O que está acontecendo aqui com vocês?, pergunto. “A gente está vivendo um genocídio aqui. O espaço é vida para nós, e querem acabar com o nosso espaço. Mais de 20 lideranças já foram assassinadas. Estão nos perseguindo. Antes, levaram a gente pra chiqueiros. Para chiqueirar a gente mesmo. Querem eliminar os kaiowa”, diz o jovem, quase trinta anos, pai de dois filhos. Pede para não ser identificado, cita apenas seu nome guarani – falar a língua materna, aqui, serve também como uma forma de proteção e de união.

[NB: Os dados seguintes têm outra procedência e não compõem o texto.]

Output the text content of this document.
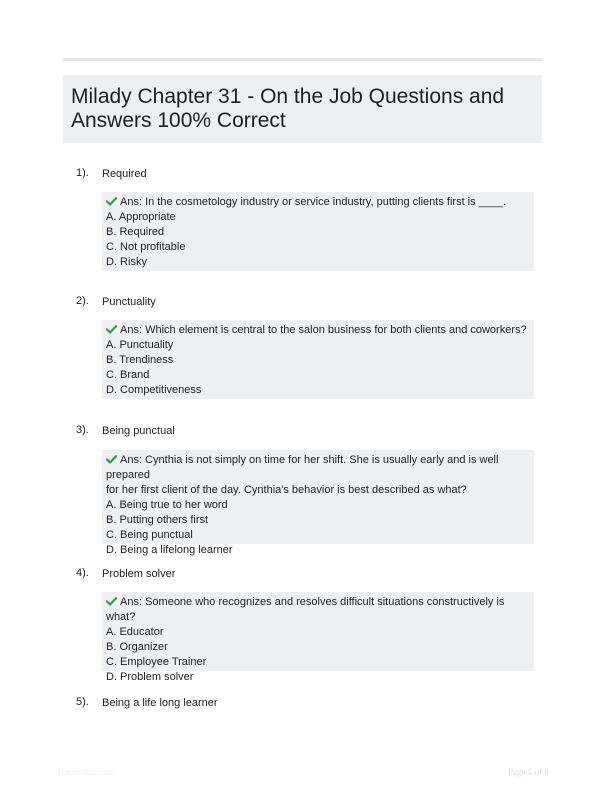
Milady Chapter 31 - On the Job Questions and Answers 100% Correct
1). Required

Ans: In the cosmetology industry or service industry, putting clients first is ____.

A. Appropriate

B. Required

C. Not profitable

D. Risky

2). Punctuality

Ans: Which element is central to the salon business for both clients and coworkers?

A. Punctuality

B. Trendiness

C. Brand

D. Competitiveness

3). Being punctual

Ans: Cynthia is not simply on time for her shift. She is usually early and is well prepared

for her first client of the day. Cynthia's behavior is best described as what?

A. Being true to her word

B. Putting others first

C. Being punctual

D. Being a lifelong learner

4). Problem solver

Ans: Someone who recognizes and resolves difficult situations constructively is what?

A. Educator

B. Organizer

C. Employee Trainer

D. Problem solver

5). Being a life long learner
Paperlibb.com	Page 1 of 6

“A política do país nos discrimina. É um genocídio, extermínio. Querem exterminar com a gente. Querem apagar a gente do país. Mas nosso tupã não deixou . Há muita violência. Muita matança. Mas a nossa luta é pacifica. Movimentamos diante das leis que nos favorecem. Os kaiowa guarani não são matadores, aquele que mata, aquele que odeia pessoas. O kaiowa guarani é aquele que se identifica com gente, que tem pensamento, que ama também. Se for, ou se não for indígena”, reflete.

“E não vamos desistir de viver, vamos continuar a existir.”